Both local and external markets gained after center-right Geraldo Alckmin, the former governor of Brazil's richest state, Sao Paulo, showed an astonishingly strong performance in Sunday's election.

Silva nabbed 48.6% of the vote, just barely missing the 50% plus one vote needed for an outright victory. Alckmin received 41.6% of the vote. And they will both face the voters again on Oct. 29.

"Markets see the run off as a win-win situation," said a market source.

"Whoever wins, economic policy should stay intact," he noted, adding that Alckmin would be in better position to pass labor and tax reforms.

Lula's Workers Party has been recently caught up in political maelstrom involving allegations of a scheme to purchase documents meant to discredit the opposition party. Some polls had showed Lula losing support leading up the election.

Meanwhile there were investor fears that the fallout from the graft probe as well as from other scandals would impede his ability to push ahead with economic and structural reforms.

Almost every investor had been hedging their bets on a on a first-round win for Silva, but in the Friday session ahead of Sunday's poll few took positions in case there were any surprises.

But this election surprise turned into a market blessing as Alckmin is seen as the more market-friendly candidate, noted sources.

On Monday, Brazilian bonds moved higher. During the session, the bellwether Brazilian bond due 2040 added 0.35 to 130.65 bid, 130.70 offered.

Argentina up on ratings boost

In other news, Argentinean bonds traded up after Standard & Poor's raised the country's long-term credit ratings to B+ from B, citing lower debt burdens. On that news, its spreads tightened by 5 basis points, making it the session's best performer.
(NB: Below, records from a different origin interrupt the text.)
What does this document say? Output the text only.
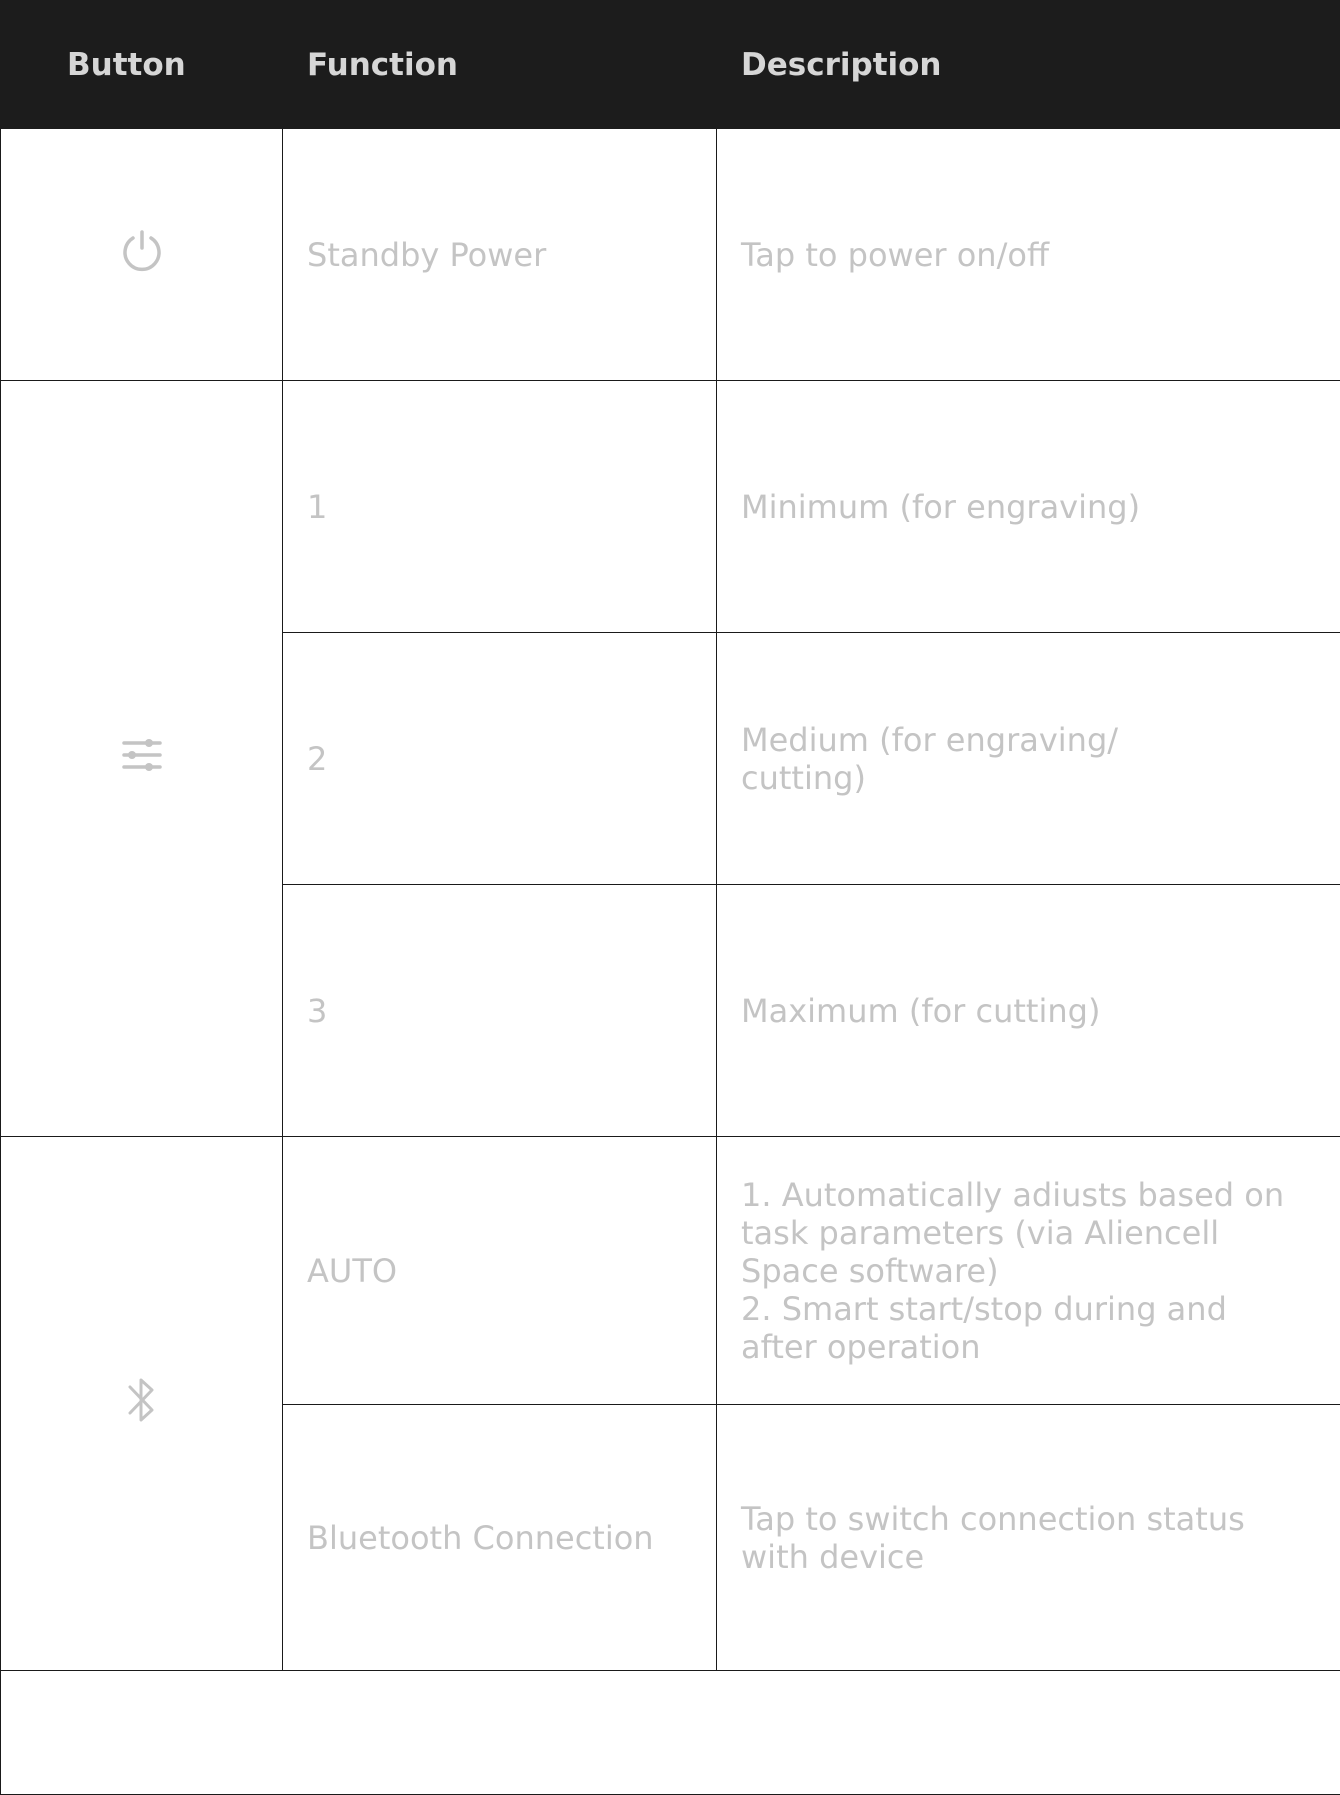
Button	Function	Description
	Standby Power	Tap to power on/off
	1	Minimum (for engraving)
	2	Medium (for engraving/
cutting)

	3	Maximum (for cutting)
	AUTO	1. Automatically adiusts based on
task parameters (via Aliencell
Space software)
2. Smart start/stop during and
after operation

	Bluetooth Connection	Tap to switch connection status
with device
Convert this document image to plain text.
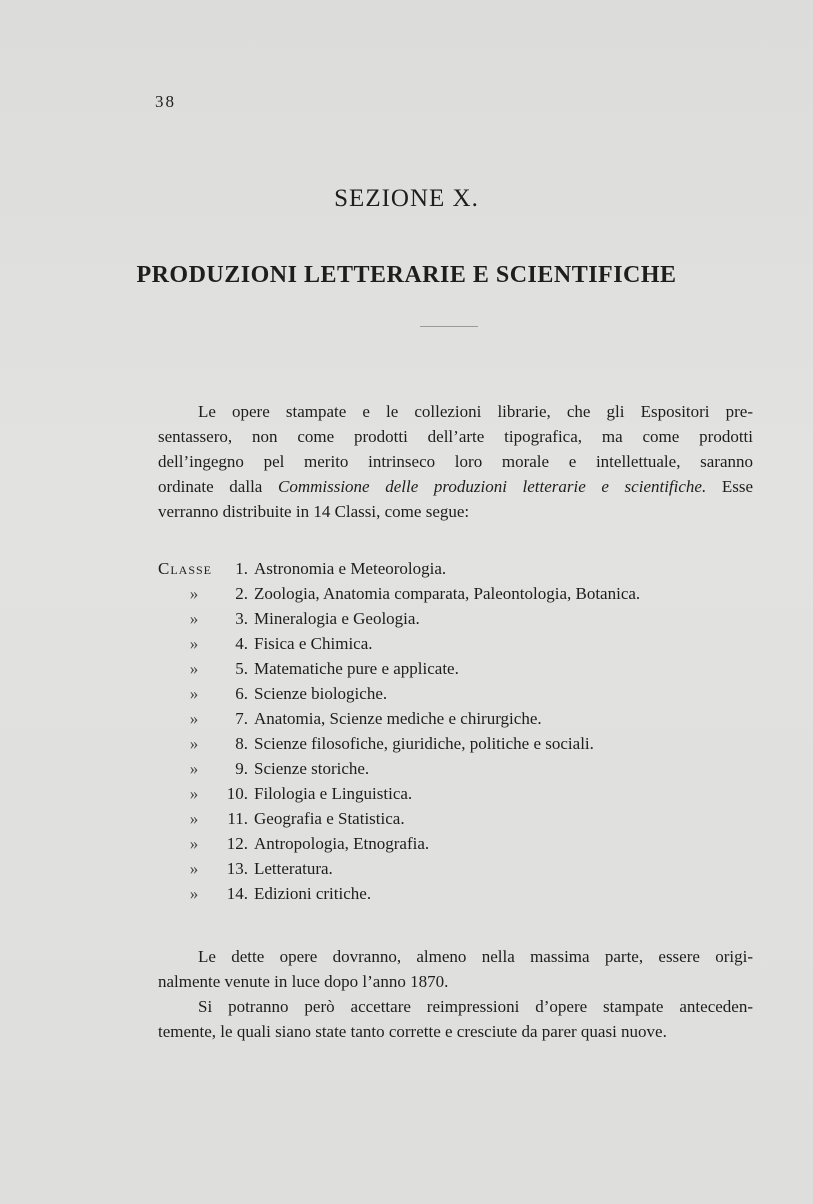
38
SEZIONE X.
PRODUZIONI LETTERARIE E SCIENTIFICHE
Le opere stampate e le collezioni librarie, che gli Espositori pre-
sentassero, non come prodotti dell’arte tipografica, ma come prodotti
dell’ingegno pel merito intrinseco loro morale e intellettuale, saranno
ordinate dalla Commissione delle produzioni letterarie e scientifiche. Esse
verranno distribuite in 14 Classi, come segue:
Classe	1. Astronomia e Meteorologia.
»	2. Zoologia, Anatomia comparata, Paleontologia, Botanica.
»	3. Mineralogia e Geologia.
»	4. Fisica e Chimica.
»	5. Matematiche pure e applicate.
»	6. Scienze biologiche.
»	7. Anatomia, Scienze mediche e chirurgiche.
»	8. Scienze filosofiche, giuridiche, politiche e sociali.
»	9. Scienze storiche.
»	10. Filologia e Linguistica.
»	11. Geografia e Statistica.
»	12. Antropologia, Etnografia.
»	13. Letteratura.
»	14. Edizioni critiche.
Le dette opere dovranno, almeno nella massima parte, essere origi-
nalmente venute in luce dopo l’anno 1870.
Si potranno però accettare reimpressioni d’opere stampate anteceden-
temente, le quali siano state tanto corrette e cresciute da parer quasi nuove.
Discount bonds were about ¼ point higher following the news, noted a trader.

Elsewhere, Ecuadorian bonds were a tad higher on news that the government would not call the remaining bonds due 2012s on Nov. 15.

In trading, the Ecuadorian bond due 2012 was unchanged to 100.20 bid, 100.50 while the bond due 2030 was up 0.10 to 92.10 bid, 93 offered.

Overall the market still has very little conviction, noted another source, who added that local markets are getting more play than external markets.

"Most people look to be neutral," he said, referring to external debt positions.

"I just read that dedicated investor positions and crossover account exposures are at a record low," he said.

"Still hard to find value in this market."

Matahari brings back deal

On the primary issuance front, Indonesian retailer PT Matahari Putra Prima TBK sold $150 million in a resurrected offering of three-year notes (B1/B+) at 98.731 to yield 10%.

In June, the issuer attempted to sell $150 million in five-year bonds, for which guidance was set at 9% area. The deal was shelved due to market volatility.

This time around, the price guidance was upped to 10% to attract more orders, said one source.

The total book amounted to $350 million and was distributed over 60 accounts. Asia accounted for 53% of the distribution, followed by Europe with 37% and offshore U.S. accounts with 10%.

UBS and Credit Suisse managed the Regulation S sale.